Thermoformers in Europe are hoping the Society of Plastics Engineers can help them overcome some traditional constraints of doing business there.
While Western Europe has a greater population density than North America, processors typically receive contracts for far smaller volumes than their U.S., Canadian and Mexican counterparts. A fragmented business market also has contributed to a fragmented technology base, despite moves toward a more open economy through the European Union.
Through SPE's European Thermoforming Division, businesses are working to break down some of those barriers, said Cor G.M. Janssen, division treasurer and project coordinator for Nelipak BV of Venray, the Netherlands.
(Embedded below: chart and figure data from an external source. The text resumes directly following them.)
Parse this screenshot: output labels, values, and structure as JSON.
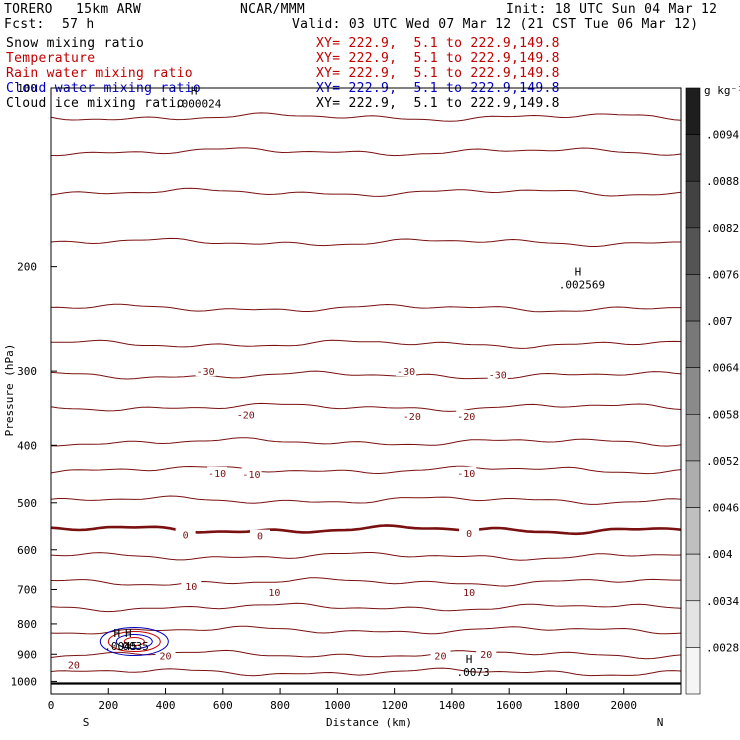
{
  "header": {
    "model": "TORERO",
    "resolution": "15km ARW",
    "center": "NCAR/MMM",
    "init": "Init: 18 UTC Sun 04 Mar 12",
    "fcst_label": "Fcst:",
    "fcst_value": "57 h",
    "valid": "Valid: 03 UTC Wed 07 Mar 12 (21 CST Tue 06 Mar 12)"
  },
  "legend": [
    {
      "label": "Snow mixing ratio",
      "xy": "XY= 222.9,  5.1 to 222.9,149.8",
      "color": "#000000"
    },
    {
      "label": "Temperature",
      "xy": "XY= 222.9,  5.1 to 222.9,149.8",
      "color": "#c00000"
    },
    {
      "label": "Rain water mixing ratio",
      "xy": "XY= 222.9,  5.1 to 222.9,149.8",
      "color": "#c00000"
    },
    {
      "label": "Cloud water mixing ratio",
      "xy": "XY= 222.9,  5.1 to 222.9,149.8",
      "color": "#0000c0"
    },
    {
      "label": "Cloud ice mixing ratio",
      "xy": "XY= 222.9,  5.1 to 222.9,149.8",
      "color": "#000000"
    }
  ],
  "colorbar": {
    "unit": "g kg⁻¹",
    "labels": [
      ".0094",
      ".0088",
      ".0082",
      ".0076",
      ".007",
      ".0064",
      ".0058",
      ".0052",
      ".0046",
      ".004",
      ".0034",
      ".0028"
    ]
  },
  "chart_data": {
    "type": "contour",
    "xlabel": "Distance (km)",
    "ylabel": "Pressure (hPa)",
    "xlim": [
      0,
      2200
    ],
    "ylim": [
      1050,
      100
    ],
    "y_log": true,
    "x_ticks": [
      0,
      200,
      400,
      600,
      800,
      1000,
      1200,
      1400,
      1600,
      1800,
      2000
    ],
    "y_ticks": [
      100,
      200,
      300,
      400,
      500,
      600,
      700,
      800,
      900,
      1000
    ],
    "x_end_labels": {
      "left": "S",
      "right": "N"
    },
    "temperature_contours": {
      "interval_c": 5,
      "levels": [
        {
          "t": -55,
          "p": 112
        },
        {
          "t": -50,
          "p": 128
        },
        {
          "t": -45,
          "p": 150
        },
        {
          "t": -40,
          "p": 182
        },
        {
          "t": -35,
          "p": 235
        },
        {
          "t": -30,
          "p": 270
        },
        {
          "t": -25,
          "p": 305
        },
        {
          "t": -20,
          "p": 345
        },
        {
          "t": -15,
          "p": 395
        },
        {
          "t": -10,
          "p": 440
        },
        {
          "t": -5,
          "p": 495
        },
        {
          "t": 0,
          "p": 555
        },
        {
          "t": 5,
          "p": 615
        },
        {
          "t": 10,
          "p": 680
        },
        {
          "t": 15,
          "p": 750
        },
        {
          "t": 20,
          "p": 820
        },
        {
          "t": 25,
          "p": 900
        },
        {
          "t": 30,
          "p": 965
        }
      ],
      "labels": [
        {
          "text": "-30",
          "x": 540,
          "p": 300
        },
        {
          "text": "-30",
          "x": 1240,
          "p": 300
        },
        {
          "text": "-30",
          "x": 1560,
          "p": 304
        },
        {
          "text": "-20",
          "x": 680,
          "p": 355
        },
        {
          "text": "-20",
          "x": 1260,
          "p": 357
        },
        {
          "text": "-20",
          "x": 1450,
          "p": 357
        },
        {
          "text": "-10",
          "x": 580,
          "p": 445
        },
        {
          "text": "-10",
          "x": 700,
          "p": 447
        },
        {
          "text": "-10",
          "x": 1450,
          "p": 445
        },
        {
          "text": "0",
          "x": 470,
          "p": 565
        },
        {
          "text": "0",
          "x": 730,
          "p": 568
        },
        {
          "text": "0",
          "x": 1460,
          "p": 562
        },
        {
          "text": "10",
          "x": 490,
          "p": 690
        },
        {
          "text": "10",
          "x": 780,
          "p": 707
        },
        {
          "text": "10",
          "x": 1460,
          "p": 707
        },
        {
          "text": "20",
          "x": 400,
          "p": 905
        },
        {
          "text": "20",
          "x": 1360,
          "p": 904
        },
        {
          "text": "20",
          "x": 1520,
          "p": 899
        },
        {
          "text": "20",
          "x": 80,
          "p": 937
        }
      ]
    },
    "extrema": [
      {
        "label": "H",
        "value": ".000024",
        "x": 500,
        "p": 105,
        "color": "#000000"
      },
      {
        "label": "H",
        "value": ".002569",
        "x": 1840,
        "p": 212,
        "color": "#000000"
      },
      {
        "label": "H",
        "value": ".0073",
        "x": 1460,
        "p": 953,
        "color": "#0000c0"
      },
      {
        "label": "H",
        "value": ".0045",
        "x": 230,
        "p": 862,
        "color": "#c00000"
      },
      {
        "label": "H",
        "value": ".0035",
        "x": 270,
        "p": 862,
        "color": "#0000c0"
      }
    ],
    "ground_pressure_hpa": 1008
  }
}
``We should learn from each other to improve the entire thermoforming industry,'' Janssen said at SPE's annual thermoforming conference, held Sept. 15-17 in Nashville. ``You have to challenge each other.''
The European unit is a relative newcomer for SPE, founded by international competitors anxious to bring to Europe the industrial cohesiveness they spied during trade shows in North America.
The organization formed in the late 1990s, driven by concerns among thermoformers in Europe that they could miss out on potential business if they failed to work together, Janssen said.
While North American processors often receive orders for 1 million or more parts, European firms typically see demand for runs of 100,000-200,000. In Europe the industry has grown to serve regional, rather than international markets.
The European division hosted a small, trial conference in 1997 to weigh the interest in an international trade group for thermoforming there, and saw enough to encourage a series of meetings, now held every other year.
This year's show in Zurich, Switzerland, had 260 representatives from throughout Europe.